3. Voilà précisément pourquoi j'ai toujours redouté pour vous et je redoute encore, qu'après avoir trop tardé à chercher un remède à votre douleur, ne pouvant plus l'endurer davantage (a), vous ne vous jetiez de désespoir dans un malheur irréparable: oui, j'ai peur qu'au milieu de vos occupations sans nombre, perdant tout espoir d'en voir jamais la fin, vous ne finissiez par vous y faire et vous y endurcir au point de rien plus même ressentir une juste et utile douleur. Soyez prudent, sachez vous soustraire pour un temps à ces occupations si vous ne voulez point qu'elles vous absorbent tout entier, et vous mènent peu à peu là où vous ne voulez point aller. — Où cela ? Me direz-vous peut-être. — A l'endurcissement du cœur, vous répondrai-je. Après cela, n'allez pas me demander ce que j'entends par là; c'est un abîme où l'on est déjà englouti dès qu'on n'en a plus peur. Il n'y a que le cœur endurci pour ne se point faire horreur à lui-même, parce qu'il ne se sent plus. Ne m'en demandez pas davantage sur ce point, adressez-vous plutôt à Pharaon: jamais un homme au cœur endurci ne s'est sauvé, à moins que Dieu, dans sa miséricorde, ne lui ait ôté son cœur de pierre, comme dit le Prophète, pour lui en donner un de chair.

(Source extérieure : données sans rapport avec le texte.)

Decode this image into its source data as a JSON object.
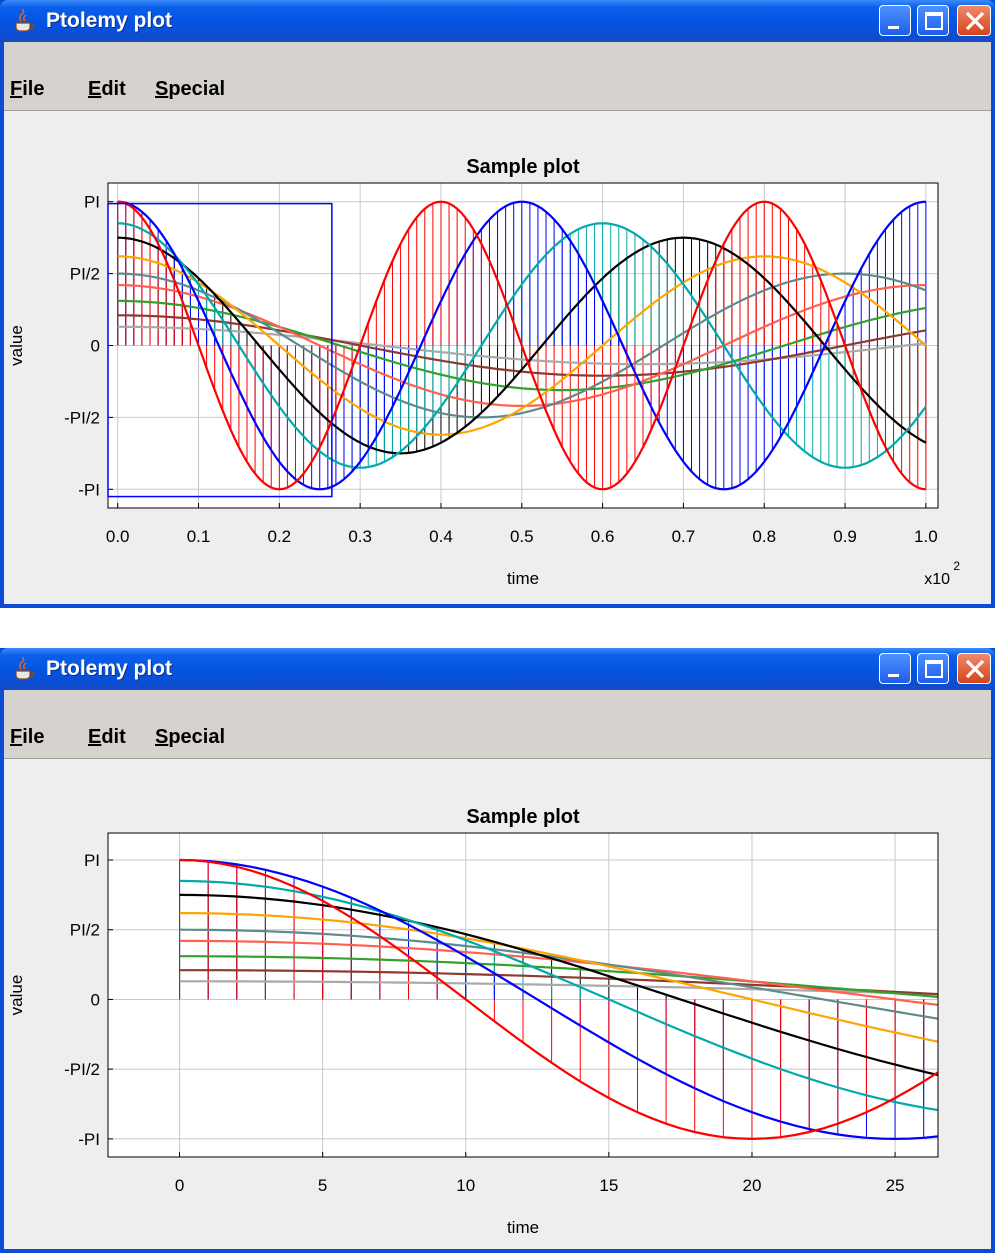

a La plupart des manuscrits et les plus anciennes éditions donnent cette version; celle de Horstius en diffère un peu.
Qu'est-ce donc qu'un cœur endurci ? C'est celui qui ne peut plus être déchiré par les remords, attendri par la piété ou touché par les prières; les menaces et les coups le trouvent également insensible; c'est un cœur qui paie les bienfaits par l'ingratitude; qu'il est peu sûr de conseiller et redoutable de juger; étranger à tout sentiment de pudeur en présence des choses honteuses, et de crainte en face du danger, on peut dire qu'il n'a rien de l'homme et qu'il est plein d'une téméraire audace dans les choses de Dieu: le passé, il l’oublie; le présent, il n'en tient aucun compte; l'avenir est le moindre de ses soucis; il ne se rappelle du passé que les torts qu'on a eus à son égard; le présent pour lui n'est rien, et l'avenir ne l'intéresse qu'au point de vue des vengeances qu'il médite et prépare. Enfin, pour le peindre en un mot, c'est un cœur fermé à la crainte de Dieu et des hommes.
Voilà où toutes ces maudites occupations qui vous absorbent ne peuvent manquer de vous conduire, si vous continuez, comme vous l'avez fait jusqu'ici, à vous y livrer tout entier, sans rien réserver de vous-même. Vous perdez votre temps, et, si vous me permettez d'emprunter en m'adressant à vous, le langage de Jéthro (Exode XVIII, 18), vous vous consumez dans un travail insensé qui n'est propre qu'à tourmenter l'esprit, épuiser le cœur et vous faire perdre la grâce. Je ne puis en effet, en comparer les fruits qu'à de fragiles toiles d'araignées.